Millions of people fall ill each year when they swim in water contaminated by fecal bacteria. The primary sources of fecal contamination include urban runoff, sewage leaks and overflows and industrial-scale livestock operations, according to a new report.

A recent Environment America Research and Policy Center report swimmers suffer from an estimated 57 million cases of recreational waterborne illness each year.

The center’s analysis looked at 2,627 beaches across the U.S. According to the study, more than half of all those tested were potentially unsafe for swimming on at least one day 2018. Thirteen percent of tested sites posted elevated bacteria counts for at least 25 days.

“What we found is that across the country, more than half of the beach sites that were tested last year for fecal bacteria, i.e. some indicator of poop, exceeded EPA’s precautionary level, indicating that people could be at risk of getting sick from swimming,” John Rumpler, the clean water program director for Environment America, said.

Rumpler also told USA Today: “It’s hard to believe that, 47 years after we passed the Clean Water Act, that we are still concerned with poop in the water when people want to go swimming.”

According to the report, swimmers suffer from an estimated 57 million cases of recreational waterborne illness each year including gastrointestinal issues as well as respiratory disease, ear and eye infections, and skin rash.

According to the N.H. Department of Environmental Services’ website, fecal bacteria can also be caused by birds frequently returning to an area looking for a food source, typically because they have been fed by humans. The website discourages beach-goers from feeding birds or other wildlife they may encounter.

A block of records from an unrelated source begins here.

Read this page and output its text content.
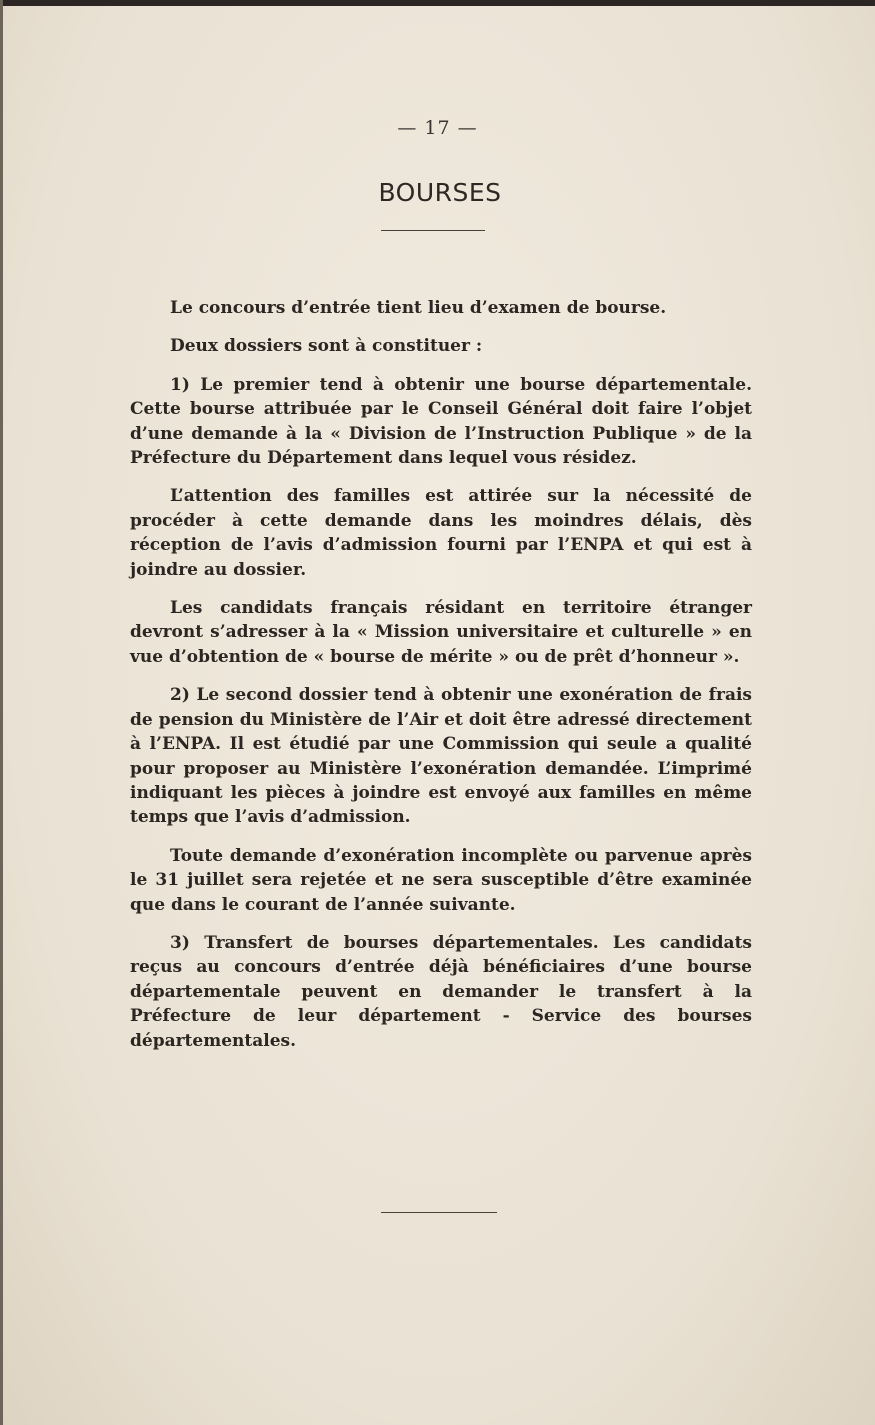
— 17 —
BOURSES

Le concours d’entrée tient lieu d’examen de bourse.

Deux dossiers sont à constituer :

1) Le premier tend à obtenir une bourse départementale. Cette bourse attribuée par le Conseil Général doit faire l’objet d’une demande à la « Division de l’Instruction Publique » de la Préfecture du Département dans lequel vous résidez.

L’attention des familles est attirée sur la nécessité de procéder à cette demande dans les moindres délais, dès réception de l’avis d’admission fourni par l’ENPA et qui est à joindre au dossier.

Les candidats français résidant en territoire étranger devront s’adresser à la « Mission universitaire et culturelle » en vue d’obtention de « bourse de mérite » ou de prêt d’honneur ».

2) Le second dossier tend à obtenir une exonération de frais de pension du Ministère de l’Air et doit être adressé directement à l’ENPA. Il est étudié par une Commission qui seule a qualité pour proposer au Ministère l’exonération demandée. L’imprimé indiquant les pièces à joindre est envoyé aux familles en même temps que l’avis d’admission.

Toute demande d’exonération incomplète ou parvenue après le 31 juillet sera rejetée et ne sera susceptible d’être examinée que dans le courant de l’année suivante.

3) Transfert de bourses départementales. Les candidats reçus au concours d’entrée déjà bénéficiaires d’une bourse départementale peuvent en demander le transfert à la Préfecture de leur département - Service des bourses départementales.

In fact, several area beaches open to public swimming were closed recently because elevated levels of bacteria were detected in the water.

Swanzey Lake, Otter Brook Lake Beach in Keene, the beach at Surry Mountain Lake and Picnic Beach in Greenfield State Park were among them. In each case, advisories were quickly lifted.

CDC: ‘Crypto’ parasite

can live for days in pools

Federal public health officials are urging people to take precautions to protect themselves against a microscopic parasite that can live for days in swimming pools and water playgrounds.

The Centers for Disease Control and Prevention published a report last week about the increased number of outbreaks caused by the fecal parasite, Cryptosporidium, more commonly known as “Crypto.”

The parasite, a common cause of water-related disease outbreaks across the United States, causes cryptosporidiosis, a disease characterized by nausea, vomiting and “watery diarrhea” that can last for weeks, according to the CDC. Although most cases do not require medical treatment, public health experts warn the parasite may pose a greater risk to people who are especially young or old, or who have compromised immune systems and are at increased risk of “life-threatening malnutrition.”

The warning came from the CDC’s recent Morbidity and Mortality Weekly Report, which highlighted a 13-percent increase in cryptosporidiosis outbreaks each year from 2009 to 2017.

Bobbi Pritt, a physician and co-director of Vector-Borne Diseases Lab Services at Mayo Clinic in Rochester, Minn., said livestock can also be infected with the parasite, so people visiting zoos or county fairs should wash their hands thoroughly after handling animals.

Other precautions include keeping sick children with diarrhea away from the water, as well as from child-care facilities; washing hands with soap, not hand sanitizers; and removing shoes around livestock before entering your home, according to the CDC.